Managing and analyzing massive spatial datasets as supported by GIS and spatial analysis is becoming crucial to geospatial problem-solving and decision-making. MapReduce provides a data-centric computational model through which highly scalable spatial analysis computation can be achieved. However, it is challenging to leverage multi-dimensional spatial characteristics on the horizontally-partitioned and transparently managed MapReduce data system for improving the computational performance of spatial analysis.
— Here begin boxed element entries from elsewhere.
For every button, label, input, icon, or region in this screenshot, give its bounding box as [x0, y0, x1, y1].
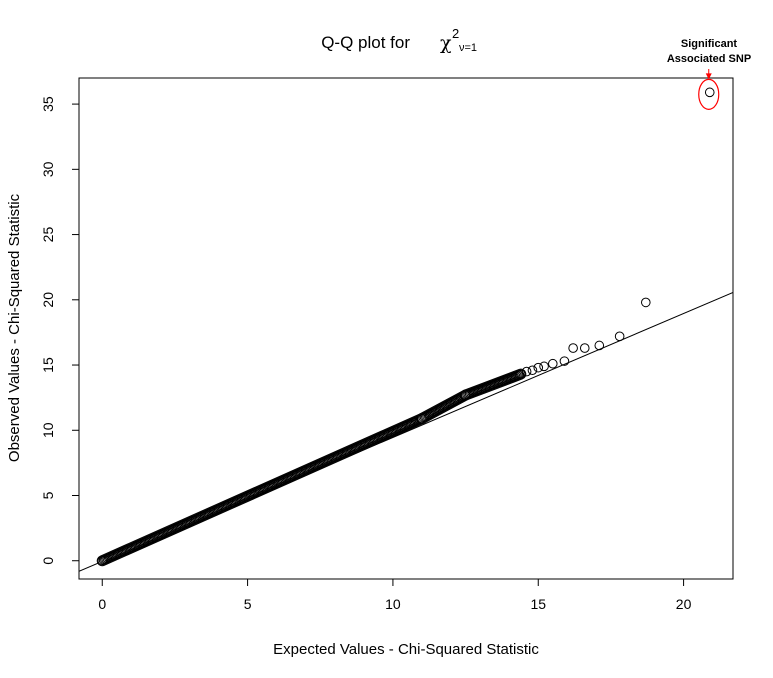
y-tick-label: 0: [40, 557, 56, 565]
x-tick-label: 10: [385, 596, 401, 612]
x-tick-label: 5: [244, 596, 252, 612]
y-tick-label: 20: [40, 292, 56, 308]
data-point: [539, 361, 549, 372]
data-point: [533, 362, 544, 373]
data-point: [559, 356, 570, 366]
x-tick-label: 20: [676, 596, 692, 612]
chart-title-superscript: 2: [452, 26, 459, 41]
y-axis: 0 5 10 15 20 25 30 35: [40, 96, 80, 565]
y-tick-label: 35: [40, 96, 56, 112]
chart-title-chi-symbol: χ: [440, 32, 452, 54]
annotation-label-line2: Associated SNP: [667, 53, 751, 65]
y-tick-label: 10: [40, 422, 56, 438]
y-tick-label: 30: [40, 161, 56, 177]
x-axis: 0 5 10 15 20: [98, 578, 692, 612]
plot-area: [79, 69, 733, 572]
chart-title-subscript: ν=1: [459, 42, 477, 54]
chart-title: Q-Q plot for: [321, 33, 410, 52]
annotation-label-line1: Significant: [681, 38, 738, 50]
x-tick-label: 15: [530, 596, 546, 612]
data-point: [614, 331, 625, 342]
data-point: [568, 343, 578, 353]
data-point: [704, 87, 715, 98]
data-point: [521, 366, 532, 377]
data-point: [594, 340, 605, 351]
x-tick-label: 0: [98, 596, 106, 612]
y-tick-label: 15: [40, 357, 56, 373]
data-point: [547, 358, 558, 369]
data-point: [527, 365, 538, 376]
y-tick-label: 5: [40, 491, 56, 499]
y-tick-label: 25: [40, 227, 56, 243]
data-point: [641, 297, 651, 308]
data-point: [516, 369, 526, 379]
data-point: [579, 343, 590, 353]
y-axis-title: Observed Values - Chi-Squared Statistic: [6, 193, 23, 462]
x-axis-title: Expected Values - Chi-Squared Statistic: [273, 641, 539, 658]
annotation-arrow-head: [705, 73, 712, 80]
This paper tackles this challenge through the development of MapReduce-based computation of Gi*(d) -- a spatial statistic for detecting local clustering. Without exploiting spatial characteristics, Gi*(d) computation for a particular location requires pair-wise distance calculation for all points of a given dataset. A spatial locality-based storage and indexing strategy is developed to associate spatial locality with storage locality on MapReduce platform. Based on a spatial indexing method, unnecessary map tasks can be eliminated for a MapReduce job, thus significantly improving the overall computation performance. To leverage underlying parallelism on storage nodes, an application-level load balancing mechanism is developed to produce even loads among map tasks based on adaptive spatial domain decomposition. Experiments show the effectiveness of the developed storage and indexing strategy with different distance parameter settings. Significant reduction on execution time for all-point computation is observed through the use of the application-level load balancing mechanism.